All of the work underway in Dutcher’s studio grapples in some way with notions of loss, transience and the passing of a somehow utopian moment. One wall is lined with a series of all white paintings, each of which is layered with chunky white cardboard cut outs of the letters E, N, and D — which spell “end,” of course, but also “eden.” Stacked along the floor of that wall is another series of canvases in which Dutcher has layered words from song lyrics and the names of former lovers in black paint over one another again and again, so densely that they became illegible.


The utopian moment is an ongoing interest, visible in his attraction to the Russian avant garde and his experience of the punk scene.
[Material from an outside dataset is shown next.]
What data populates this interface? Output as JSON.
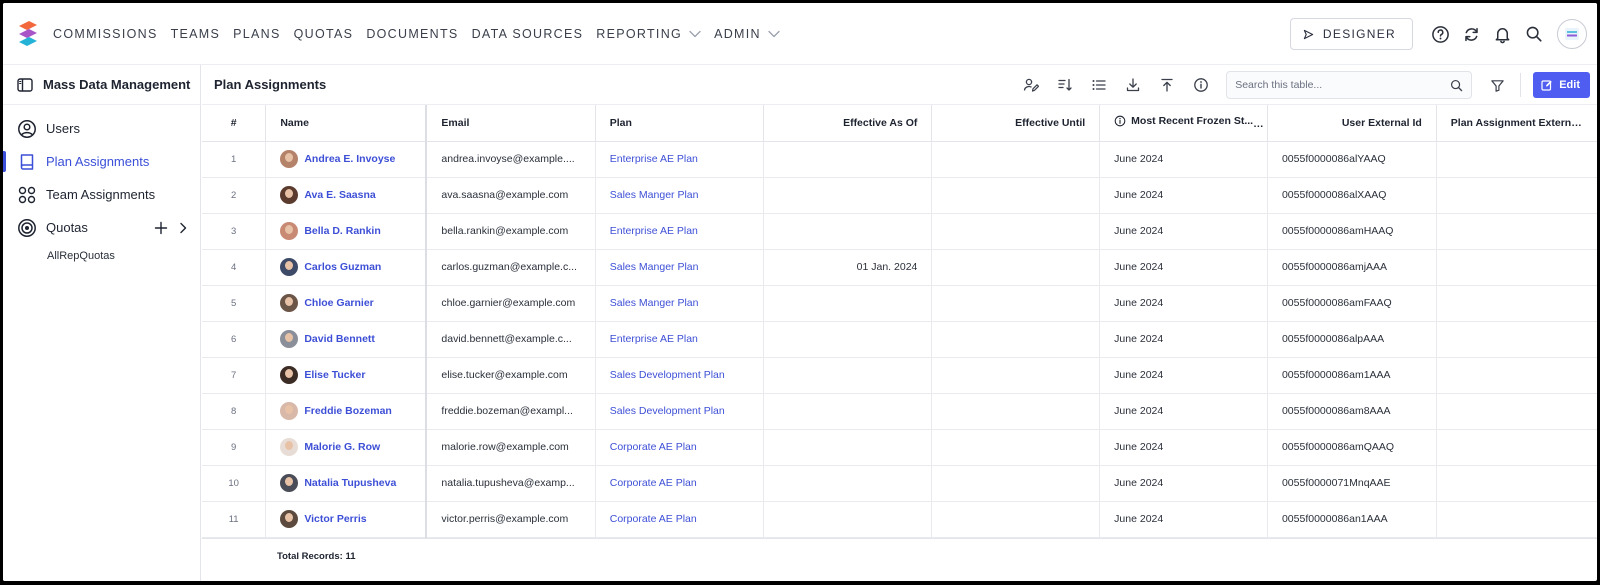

On a recent visit to the Oregon coast, he says, he was moved by the sight of so many dilapidated vacation homes. “At one point, this family thought this house would be a beautiful thing they would use all the time,” he says. “But then over the years things happen — divorce, money problems, kids move away. This utopian moment is gone but the structure still holds the original idea. That’s interesting to me. I think my paintings are kind of like that.”

Of the many artists Dutcher mentions as influences — Rothenberg, Philip Guston, Yves Klein, Lucio Fontana — the most surprising may be Fra Angelico, the 15th century Italian painter and Dominican friar known for some of the most movingly humane religious scenes of the early Renaissance.

When asked if he considers his own work to be spiritual, he answers unequivocally. “I do feel like there’s a spiritual connection to the work,” he says. “Or maybe it’s just the life of a person making something here on earth. What is my purpose? Why am I doing this? Who am I and what is my connection to the larger picture?” He comes back again and again, he says, to the notion of the artist at work in the studio. “I find something very beautiful in that. There will be more artists after me. I’m just a small part of this bigger picture. That is very important to me as an artist.”